I want to see the Netherlands and US numbers
Although, these stats are people who would consider giving up cars, among those who currently own one.
People who don’t need a car and already don’t have one won’t appear in these figures
If you imagine the perfect fictional country, then for that country the bar chart should theoretically be at 0% - because that would mean everyone who doesn’t need a car doesn’t have one, and anyone who does own a car needs it very strictly for jobs only a car can do, no matter how good the transport infrastructure and planning and zoning are.
NL
• definitely yes: 3 %
• probably yes: 15 %USA
• definitely yes: 11 %
• probably yes: 17 %I’m actually surprised by both country’s stats.
Me too, but it’s the percentage of those who currently own a car. I guess, in NL the percentage of people who own a car is less than e.g. in Germany.
I’m also surprised that the share in the US is quite high.
Where Germany 🇩🇪? Where my 2% non-car-brains?
The data is from this (the link is in the source) survey.
Germany:
• definitely yes: 14 %
• probably yes: 17 %
“Would” if what?
Seems like they just asked people “Would you be willing to give up owning a car for good?” and then people got to respond with:
- Yes, definitely
- Yes, probably
- No, probably not
- No, definitely not
It’s described in the report on pages 19, 20 and 150.
France? That’s surprising.
Not really. It’s a relatively large, relatively rural country.

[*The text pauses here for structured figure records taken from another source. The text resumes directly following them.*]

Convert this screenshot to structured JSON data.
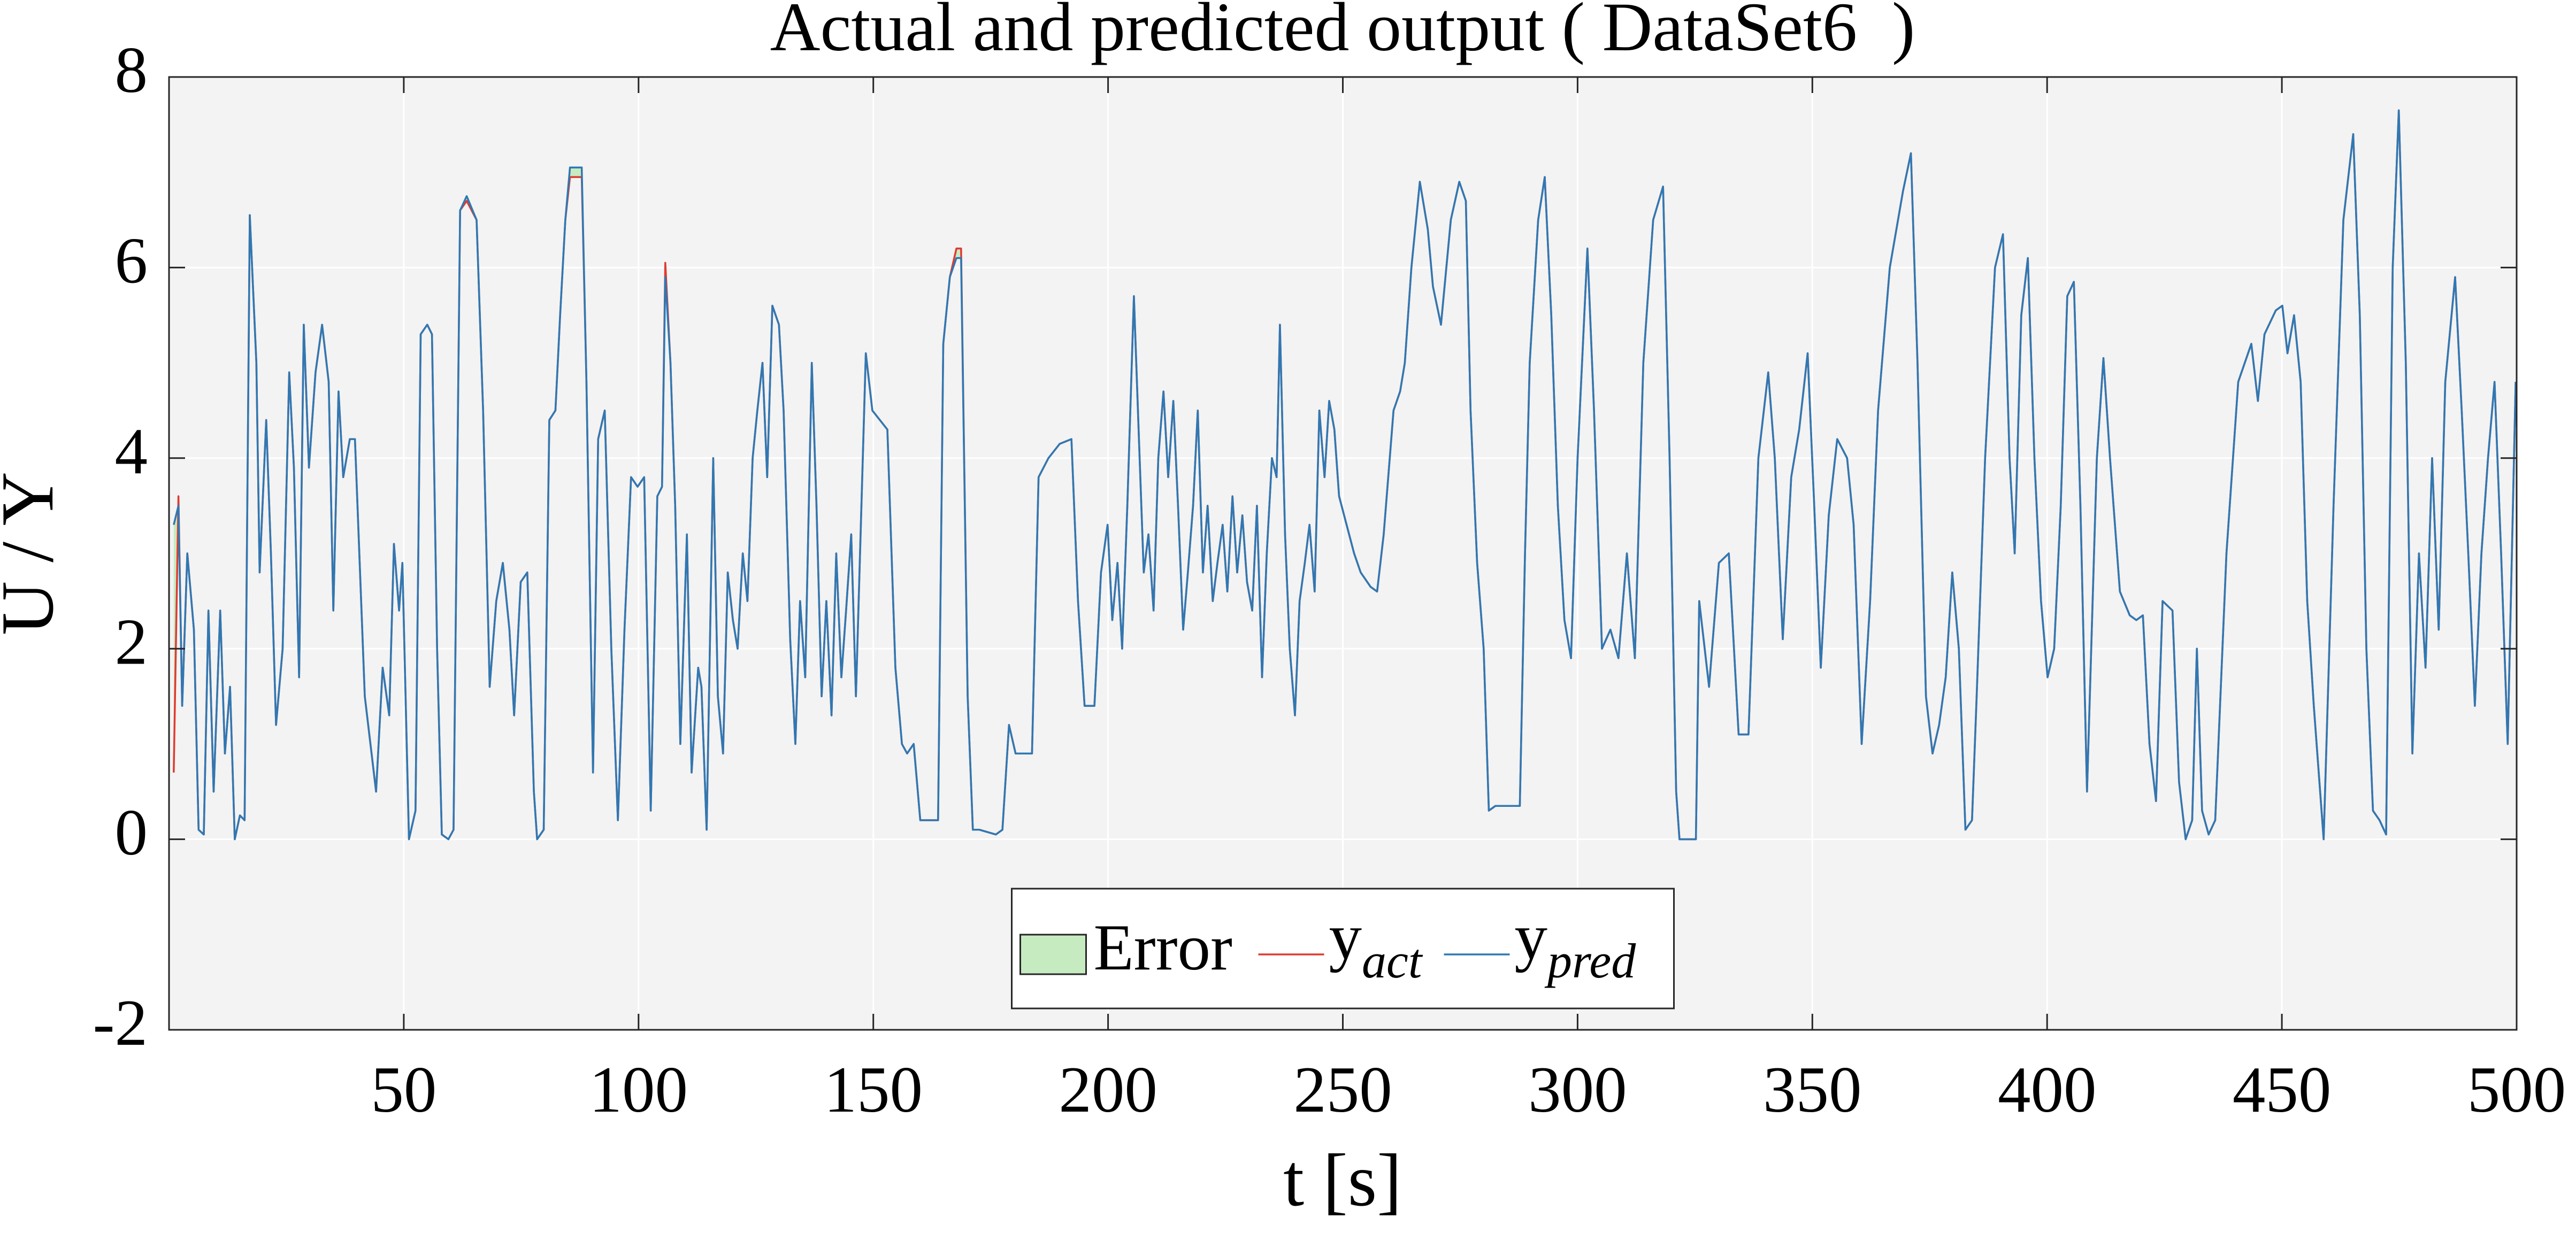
{
  "chart_data": {
    "type": "line",
    "title": "Actual and predicted output ( DataSet6  )",
    "xlabel": "t [s]",
    "ylabel": "U / Y",
    "x": [
      1,
      2,
      2.8,
      3.9,
      5.3,
      6.3,
      7.4,
      8.4,
      9.5,
      10.9,
      11.9,
      13.0,
      14.0,
      15.1,
      16.1,
      17.2,
      18.6,
      19.3,
      20.7,
      21.7,
      22.8,
      24.2,
      25.6,
      26.6,
      27.7,
      28.7,
      29.8,
      31.2,
      32.6,
      34.0,
      35.0,
      36.1,
      37.1,
      38.5,
      39.6,
      41.7,
      44.1,
      45.5,
      46.9,
      47.9,
      49.0,
      49.7,
      51.1,
      52.5,
      53.6,
      55.0,
      56.0,
      57.1,
      58.1,
      59.5,
      60.6,
      62.0,
      63.4,
      65.5,
      66.9,
      68.3,
      69.7,
      71.1,
      72.5,
      73.5,
      74.9,
      76.3,
      77.7,
      78.4,
      79.8,
      81.0,
      82.3,
      83.3,
      84.4,
      85.4,
      87.9,
      88.9,
      90.3,
      91.4,
      92.8,
      94.2,
      95.6,
      97.0,
      98.4,
      99.8,
      101.2,
      102.6,
      104.0,
      105.0,
      105.7,
      106.8,
      107.8,
      108.9,
      110.3,
      111.3,
      112.7,
      113.4,
      114.5,
      115.9,
      116.9,
      118.0,
      119.0,
      120.1,
      121.1,
      122.2,
      123.2,
      124.3,
      125.3,
      126.4,
      127.4,
      128.5,
      129.9,
      130.9,
      132.3,
      133.4,
      134.4,
      135.5,
      136.9,
      137.9,
      139.0,
      140.0,
      141.1,
      142.1,
      143.2,
      144.2,
      145.3,
      146.3,
      148.4,
      149.8,
      153.0,
      154.7,
      156.1,
      157.2,
      158.6,
      160.0,
      162.1,
      163.8,
      164.9,
      166.3,
      167.7,
      168.7,
      170.1,
      171.2,
      172.6,
      176.1,
      177.5,
      178.9,
      180.3,
      182.7,
      183.8,
      185.2,
      187.3,
      189.7,
      192.2,
      193.6,
      195.0,
      197.1,
      198.5,
      199.9,
      200.9,
      202.0,
      203.0,
      204.1,
      205.5,
      206.5,
      207.6,
      208.6,
      209.7,
      210.7,
      211.8,
      212.8,
      213.9,
      214.9,
      216.0,
      217.0,
      218.1,
      219.1,
      220.2,
      221.2,
      222.3,
      223.3,
      224.4,
      225.4,
      226.5,
      227.5,
      228.6,
      229.6,
      230.7,
      231.7,
      232.8,
      233.8,
      234.9,
      235.9,
      236.6,
      237.7,
      238.7,
      239.8,
      240.8,
      241.9,
      242.9,
      244.0,
      245.0,
      246.1,
      247.1,
      248.2,
      249.2,
      252.4,
      253.8,
      255.9,
      257.3,
      258.7,
      260.8,
      262.2,
      263.2,
      264.6,
      266.4,
      268.1,
      269.2,
      270.9,
      273.0,
      274.8,
      276.2,
      277.2,
      278.6,
      280.0,
      281.1,
      282.5,
      286.0,
      287.7,
      288.8,
      289.8,
      291.6,
      293.0,
      294.4,
      295.8,
      297.2,
      298.6,
      300.0,
      302.1,
      303.5,
      305.2,
      307.0,
      308.7,
      310.5,
      312.2,
      314.0,
      316.1,
      318.2,
      319.6,
      321.0,
      321.7,
      325.2,
      325.9,
      328.0,
      330.1,
      332.2,
      334.3,
      336.4,
      338.5,
      340.6,
      342.0,
      343.7,
      345.5,
      347.2,
      349.0,
      350.4,
      351.8,
      353.5,
      355.3,
      357.4,
      358.8,
      360.5,
      362.3,
      364.0,
      366.5,
      369.3,
      371.0,
      372.4,
      374.2,
      375.6,
      377.0,
      378.4,
      379.8,
      381.2,
      382.6,
      384.0,
      385.0,
      386.8,
      388.9,
      390.6,
      392.0,
      393.1,
      394.5,
      395.9,
      397.3,
      398.7,
      400.1,
      401.5,
      402.9,
      404.3,
      405.7,
      407.1,
      408.5,
      410.6,
      412.0,
      413.4,
      415.5,
      417.6,
      419.0,
      420.4,
      421.8,
      423.2,
      424.6,
      426.7,
      428.1,
      429.5,
      430.9,
      431.9,
      433.0,
      434.4,
      435.8,
      438.2,
      440.7,
      443.5,
      444.9,
      446.3,
      448.7,
      450.1,
      451.2,
      452.6,
      454.0,
      455.4,
      456.8,
      458.9,
      461.0,
      463.1,
      465.2,
      466.6,
      468.0,
      469.4,
      470.8,
      472.2,
      473.6,
      474.9,
      476.4,
      477.8,
      479.2,
      480.6,
      482.0,
      483.4,
      484.8,
      486.9,
      488.3,
      489.7,
      491.1,
      492.5,
      493.9,
      495.3,
      496.7,
      498.1,
      499.8
    ],
    "series": [
      {
        "name": "yact",
        "color": "#e03a2f",
        "values": [
          0.7,
          3.6,
          1.4,
          3.0,
          2.2,
          0.1,
          0.05,
          2.4,
          0.5,
          2.4,
          0.9,
          1.6,
          0.0,
          0.25,
          0.2,
          6.55,
          5.0,
          2.8,
          4.4,
          3.0,
          1.2,
          2.0,
          4.9,
          3.9,
          1.7,
          5.4,
          3.9,
          4.9,
          5.4,
          4.8,
          2.4,
          4.7,
          3.8,
          4.2,
          4.2,
          1.5,
          0.5,
          1.8,
          1.3,
          3.1,
          2.4,
          2.9,
          0.0,
          0.3,
          5.3,
          5.4,
          5.3,
          2.0,
          0.05,
          0.0,
          0.1,
          6.6,
          6.7,
          6.5,
          4.5,
          1.6,
          2.5,
          2.9,
          2.2,
          1.3,
          2.7,
          2.8,
          0.5,
          0.0,
          0.1,
          4.4,
          4.5,
          5.5,
          6.5,
          6.95,
          6.95,
          4.8,
          0.7,
          4.2,
          4.5,
          2.0,
          0.2,
          2.2,
          3.8,
          3.7,
          3.8,
          0.3,
          3.6,
          3.7,
          6.05,
          5.0,
          3.5,
          1.0,
          3.2,
          0.7,
          1.8,
          1.6,
          0.1,
          4.0,
          1.5,
          0.9,
          2.8,
          2.3,
          2.0,
          3.0,
          2.5,
          4.0,
          4.5,
          5.0,
          3.8,
          5.6,
          5.4,
          4.5,
          2.1,
          1.0,
          2.5,
          1.7,
          5.0,
          3.5,
          1.5,
          2.5,
          1.3,
          3.0,
          1.7,
          2.4,
          3.2,
          1.5,
          5.1,
          4.5,
          4.3,
          1.8,
          1.0,
          0.9,
          1.0,
          0.2,
          0.2,
          0.2,
          5.2,
          5.9,
          6.2,
          6.2,
          1.5,
          0.1,
          0.1,
          0.05,
          0.1,
          1.2,
          0.9,
          0.9,
          0.9,
          3.8,
          4.0,
          4.15,
          4.2,
          2.5,
          1.4,
          1.4,
          2.8,
          3.3,
          2.3,
          2.9,
          2.0,
          3.5,
          5.7,
          4.3,
          2.8,
          3.2,
          2.4,
          4.0,
          4.7,
          3.8,
          4.6,
          3.5,
          2.2,
          2.8,
          3.5,
          4.5,
          2.8,
          3.5,
          2.5,
          2.9,
          3.3,
          2.6,
          3.6,
          2.8,
          3.4,
          2.7,
          2.4,
          3.5,
          1.7,
          3.0,
          4.0,
          3.8,
          5.4,
          3.2,
          2.0,
          1.3,
          2.5,
          2.9,
          3.3,
          2.6,
          4.5,
          3.8,
          4.6,
          4.3,
          3.6,
          3.0,
          2.8,
          2.65,
          2.6,
          3.2,
          4.5,
          4.7,
          5.0,
          6.0,
          6.9,
          6.4,
          5.8,
          5.4,
          6.5,
          6.9,
          6.7,
          4.5,
          2.9,
          2.0,
          0.3,
          0.35,
          0.35,
          0.35,
          3.0,
          5.0,
          6.5,
          6.95,
          5.5,
          3.5,
          2.3,
          1.9,
          4.0,
          6.2,
          4.5,
          2.0,
          2.2,
          1.9,
          3.0,
          1.9,
          5.0,
          6.5,
          6.85,
          4.0,
          0.5,
          0.0,
          0.0,
          2.5,
          1.6,
          2.9,
          3.0,
          1.1,
          1.1,
          4.0,
          4.9,
          4.0,
          2.1,
          3.8,
          4.3,
          5.1,
          3.5,
          1.8,
          3.4,
          4.2,
          4.0,
          3.3,
          1.0,
          2.5,
          4.5,
          6.0,
          6.8,
          7.2,
          5.0,
          1.5,
          0.9,
          1.2,
          1.7,
          2.8,
          2.0,
          0.1,
          0.2,
          1.5,
          4.0,
          6.0,
          6.35,
          4.0,
          3.0,
          5.5,
          6.1,
          4.0,
          2.5,
          1.7,
          2.0,
          3.5,
          5.7,
          5.85,
          3.5,
          0.5,
          4.0,
          5.05,
          4.0,
          2.6,
          2.35,
          2.3,
          2.35,
          1.0,
          0.4,
          2.5,
          2.4,
          0.6,
          0.0,
          0.2,
          2.0,
          0.3,
          0.05,
          0.2,
          3.0,
          4.8,
          5.2,
          4.6,
          5.3,
          5.55,
          5.6,
          5.1,
          5.5,
          4.8,
          2.5,
          1.4,
          0.0,
          3.5,
          6.5,
          7.4,
          5.5,
          2.0,
          0.3,
          0.2,
          0.05,
          6.0,
          7.65,
          5.0,
          0.9,
          3.0,
          1.8,
          4.0,
          2.2,
          4.8,
          5.9,
          4.5,
          3.0,
          1.4,
          3.0,
          4.0,
          4.8,
          3.0,
          1.0,
          4.8
        ]
      },
      {
        "name": "ypred",
        "color": "#2f78b3",
        "values": [
          3.3,
          3.5,
          1.4,
          3.0,
          2.2,
          0.1,
          0.05,
          2.4,
          0.5,
          2.4,
          0.9,
          1.6,
          0.0,
          0.25,
          0.2,
          6.55,
          5.0,
          2.8,
          4.4,
          3.0,
          1.2,
          2.0,
          4.9,
          3.9,
          1.7,
          5.4,
          3.9,
          4.9,
          5.4,
          4.8,
          2.4,
          4.7,
          3.8,
          4.2,
          4.2,
          1.5,
          0.5,
          1.8,
          1.3,
          3.1,
          2.4,
          2.9,
          0.0,
          0.3,
          5.3,
          5.4,
          5.3,
          2.0,
          0.05,
          0.0,
          0.1,
          6.6,
          6.75,
          6.5,
          4.5,
          1.6,
          2.5,
          2.9,
          2.2,
          1.3,
          2.7,
          2.8,
          0.5,
          0.0,
          0.1,
          4.4,
          4.5,
          5.5,
          6.5,
          7.05,
          7.05,
          4.8,
          0.7,
          4.2,
          4.5,
          2.0,
          0.2,
          2.2,
          3.8,
          3.7,
          3.8,
          0.3,
          3.6,
          3.7,
          5.9,
          5.0,
          3.5,
          1.0,
          3.2,
          0.7,
          1.8,
          1.6,
          0.1,
          4.0,
          1.5,
          0.9,
          2.8,
          2.3,
          2.0,
          3.0,
          2.5,
          4.0,
          4.5,
          5.0,
          3.8,
          5.6,
          5.4,
          4.5,
          2.1,
          1.0,
          2.5,
          1.7,
          5.0,
          3.5,
          1.5,
          2.5,
          1.3,
          3.0,
          1.7,
          2.4,
          3.2,
          1.5,
          5.1,
          4.5,
          4.3,
          1.8,
          1.0,
          0.9,
          1.0,
          0.2,
          0.2,
          0.2,
          5.2,
          5.9,
          6.1,
          6.1,
          1.5,
          0.1,
          0.1,
          0.05,
          0.1,
          1.2,
          0.9,
          0.9,
          0.9,
          3.8,
          4.0,
          4.15,
          4.2,
          2.5,
          1.4,
          1.4,
          2.8,
          3.3,
          2.3,
          2.9,
          2.0,
          3.5,
          5.7,
          4.3,
          2.8,
          3.2,
          2.4,
          4.0,
          4.7,
          3.8,
          4.6,
          3.5,
          2.2,
          2.8,
          3.5,
          4.5,
          2.8,
          3.5,
          2.5,
          2.9,
          3.3,
          2.6,
          3.6,
          2.8,
          3.4,
          2.7,
          2.4,
          3.5,
          1.7,
          3.0,
          4.0,
          3.8,
          5.4,
          3.2,
          2.0,
          1.3,
          2.5,
          2.9,
          3.3,
          2.6,
          4.5,
          3.8,
          4.6,
          4.3,
          3.6,
          3.0,
          2.8,
          2.65,
          2.6,
          3.2,
          4.5,
          4.7,
          5.0,
          6.0,
          6.9,
          6.4,
          5.8,
          5.4,
          6.5,
          6.9,
          6.7,
          4.5,
          2.9,
          2.0,
          0.3,
          0.35,
          0.35,
          0.35,
          3.0,
          5.0,
          6.5,
          6.95,
          5.5,
          3.5,
          2.3,
          1.9,
          4.0,
          6.2,
          4.5,
          2.0,
          2.2,
          1.9,
          3.0,
          1.9,
          5.0,
          6.5,
          6.85,
          4.0,
          0.5,
          0.0,
          0.0,
          2.5,
          1.6,
          2.9,
          3.0,
          1.1,
          1.1,
          4.0,
          4.9,
          4.0,
          2.1,
          3.8,
          4.3,
          5.1,
          3.5,
          1.8,
          3.4,
          4.2,
          4.0,
          3.3,
          1.0,
          2.5,
          4.5,
          6.0,
          6.8,
          7.2,
          5.0,
          1.5,
          0.9,
          1.2,
          1.7,
          2.8,
          2.0,
          0.1,
          0.2,
          1.5,
          4.0,
          6.0,
          6.35,
          4.0,
          3.0,
          5.5,
          6.1,
          4.0,
          2.5,
          1.7,
          2.0,
          3.5,
          5.7,
          5.85,
          3.5,
          0.5,
          4.0,
          5.05,
          4.0,
          2.6,
          2.35,
          2.3,
          2.35,
          1.0,
          0.4,
          2.5,
          2.4,
          0.6,
          0.0,
          0.2,
          2.0,
          0.3,
          0.05,
          0.2,
          3.0,
          4.8,
          5.2,
          4.6,
          5.3,
          5.55,
          5.6,
          5.1,
          5.5,
          4.8,
          2.5,
          1.4,
          0.0,
          3.5,
          6.5,
          7.4,
          5.5,
          2.0,
          0.3,
          0.2,
          0.05,
          6.0,
          7.65,
          5.0,
          0.9,
          3.0,
          1.8,
          4.0,
          2.2,
          4.8,
          5.9,
          4.5,
          3.0,
          1.4,
          3.0,
          4.0,
          4.8,
          3.0,
          1.0,
          4.8
        ]
      }
    ],
    "error": {
      "name": "Error",
      "color": "#c6ebc0"
    },
    "xlim": [
      0,
      500
    ],
    "ylim": [
      -2,
      8
    ],
    "xticks": [
      50,
      100,
      150,
      200,
      250,
      300,
      350,
      400,
      450,
      500
    ],
    "yticks": [
      -2,
      0,
      2,
      4,
      6,
      8
    ],
    "grid": true,
    "legend": "south"
  }
}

By European standards maybe. But not compared to many countries across the world. I’m shocked the US, Canada, and Australia are not higher for example but there are others as well.
Amazing that they use PROBABLY as a defining factor…
The main thing is that transport is used, if its there, so its no surprise that people who don’t want to drive have to, because the infrastructure isn’t there. Compounding that people need transport that will take them everywhere, so most people drive.
What’s up with the blank column space in the middle?
The five on the left are where cars are most dispensable, and the five on the right are where cars are least dispensable.